C’est donc « naturellement », que le proviseur décide de missionner un jury jusque dans la chambre d’Elyam. « Nous aurions pu le faire en visio, mais nous ne voulions pas le mettre en difficulté et préférions privilégier la relation humaine, c’était important pour nous », justifie-t-il.
Quant à la session de septembre, il balaie l’idée d’un revers de main. « Elyam est très volontaire et méritait de passer son oral en même temps que les autres, mais pas au même endroit. Nous avons mesuré les enjeux de cette décision et le jury s’est comporté de la même façon qu’en situation classique, les règles de traitement ont été respectées », tient à ajouter David Mamès, dont l’établissement a pour thématique cette année la solidarité. « On fait tous nos projets avec cette valeur-là ! »

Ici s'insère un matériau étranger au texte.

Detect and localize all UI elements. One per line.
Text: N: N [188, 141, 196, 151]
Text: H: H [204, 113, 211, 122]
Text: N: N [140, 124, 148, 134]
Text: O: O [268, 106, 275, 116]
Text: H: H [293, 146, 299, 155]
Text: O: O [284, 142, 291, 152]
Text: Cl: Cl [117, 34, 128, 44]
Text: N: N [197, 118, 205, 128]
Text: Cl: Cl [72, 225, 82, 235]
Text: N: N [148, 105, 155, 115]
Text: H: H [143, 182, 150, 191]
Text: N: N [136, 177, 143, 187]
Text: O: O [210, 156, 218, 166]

Prochaine échéance pour Elyam, les résultats du bac, avant de commencer son apprentissage. « Même depuis l’hôpital, on peut faire les choses, il ne faut pas baisser les bras ! », témoigne le jeune homme. « C’est tout un groupe de personnes qui a rendu ça possible, avec de la solidarité et de l’entraide. » L’équipe médicale de son côté a tenu à féliciter publiquement le jeune homme.
S’il espère avoir son bac, il se projette sans trop d’inquiétude sur son poste, « il n’y a pas besoin de tout le temps porter des charges lourdes en maintenance, il pourra adapter et la médecine du travail fera le nécessaire » conclut son père, confiant.